The species of the bacteria in circulation in Multnomah County are not among the most dangerous, according to the county health department. Infants, the elderly and the immunocompromised are at the highest risk for severe illness, Townes said.
Most people who become sick should drink lots of liquids, get plenty of rest, wash their hands regularly and avoid preparing food for others. Anyone with blood in their stool or who has had diarrhea for more than two days should contact a medical professional, according to medical advice from the nonprofit Mayo Clinic.
Antimicrobials, similar to antibiotics, are available in severe cases, but are not given in milder cases because several shigella bacteria are resistant to medication, which makes it harder to treat.
"That is a major concern," Townes said. "We can't just give antibiotics willy-nilly for these infections. If a patient is not very sick, the best thing is to isolate them and let it run its course."
Mosher started feeling sick several weeks ago, but didn't want to tell anyone because who wants to talk about uncontrollable diarrhea?
When it had gone on for two weeks, he finally went to the hospital and was diagnosed. The county health department put him up in a motel temporarily and provided food and cleaning supplies while he recovered. Mosher said he was grateful but bored in the motel room by himself.

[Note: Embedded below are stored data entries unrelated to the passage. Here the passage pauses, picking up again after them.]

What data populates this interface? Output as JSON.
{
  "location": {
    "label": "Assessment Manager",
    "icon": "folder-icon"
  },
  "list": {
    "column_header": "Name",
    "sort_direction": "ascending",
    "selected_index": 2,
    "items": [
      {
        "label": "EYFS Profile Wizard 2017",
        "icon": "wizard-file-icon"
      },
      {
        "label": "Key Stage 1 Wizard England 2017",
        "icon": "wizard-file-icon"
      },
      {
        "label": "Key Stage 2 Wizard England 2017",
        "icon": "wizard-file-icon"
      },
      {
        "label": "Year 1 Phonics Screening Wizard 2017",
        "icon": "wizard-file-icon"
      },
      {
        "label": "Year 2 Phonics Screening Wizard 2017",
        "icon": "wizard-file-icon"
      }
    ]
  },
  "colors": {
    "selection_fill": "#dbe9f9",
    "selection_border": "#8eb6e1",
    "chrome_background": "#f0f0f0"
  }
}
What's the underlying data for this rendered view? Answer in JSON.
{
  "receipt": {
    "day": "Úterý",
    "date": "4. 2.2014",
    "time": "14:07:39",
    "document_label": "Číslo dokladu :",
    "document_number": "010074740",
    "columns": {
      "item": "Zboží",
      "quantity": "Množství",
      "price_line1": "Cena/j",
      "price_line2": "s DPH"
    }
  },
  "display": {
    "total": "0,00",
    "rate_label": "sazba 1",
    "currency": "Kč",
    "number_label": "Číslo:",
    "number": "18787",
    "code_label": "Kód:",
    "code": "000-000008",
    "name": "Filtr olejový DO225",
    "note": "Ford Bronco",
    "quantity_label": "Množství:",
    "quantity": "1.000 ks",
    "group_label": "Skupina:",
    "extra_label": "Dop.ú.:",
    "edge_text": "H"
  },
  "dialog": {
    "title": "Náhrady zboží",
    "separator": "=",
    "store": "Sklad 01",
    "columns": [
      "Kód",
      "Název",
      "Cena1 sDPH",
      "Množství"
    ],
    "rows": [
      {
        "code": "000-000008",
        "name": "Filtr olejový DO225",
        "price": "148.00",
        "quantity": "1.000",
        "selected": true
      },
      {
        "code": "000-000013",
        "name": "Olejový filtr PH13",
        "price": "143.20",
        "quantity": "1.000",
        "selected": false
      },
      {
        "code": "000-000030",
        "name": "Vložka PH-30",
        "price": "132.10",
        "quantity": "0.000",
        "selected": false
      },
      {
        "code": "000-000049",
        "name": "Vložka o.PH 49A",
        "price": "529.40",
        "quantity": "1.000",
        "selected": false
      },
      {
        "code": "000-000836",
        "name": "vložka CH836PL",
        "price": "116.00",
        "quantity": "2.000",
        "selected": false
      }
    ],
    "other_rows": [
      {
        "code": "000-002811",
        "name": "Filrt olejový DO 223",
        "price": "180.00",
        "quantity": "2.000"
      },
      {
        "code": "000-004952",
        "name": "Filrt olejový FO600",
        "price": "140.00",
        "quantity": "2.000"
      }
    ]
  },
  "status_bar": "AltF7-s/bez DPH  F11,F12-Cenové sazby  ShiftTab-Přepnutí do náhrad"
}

The Multnomah County Health Department's communicable disease supportive housing pilot program started this summer with one-time funding of $337,033 for the current fiscal year. Most of that money goes to personnel, including a portion of a supervisor's salary. One dedicated staff member contacts people with a reportable illness, like whooping cough, Mpox or shigella, arranges their stay at a motel and then tries to help them find housing. The goal is to help 50 people by June and to limit the spread of infectious disease.
Since it began, the program has helped 24 people. Twenty of them had shigellosis.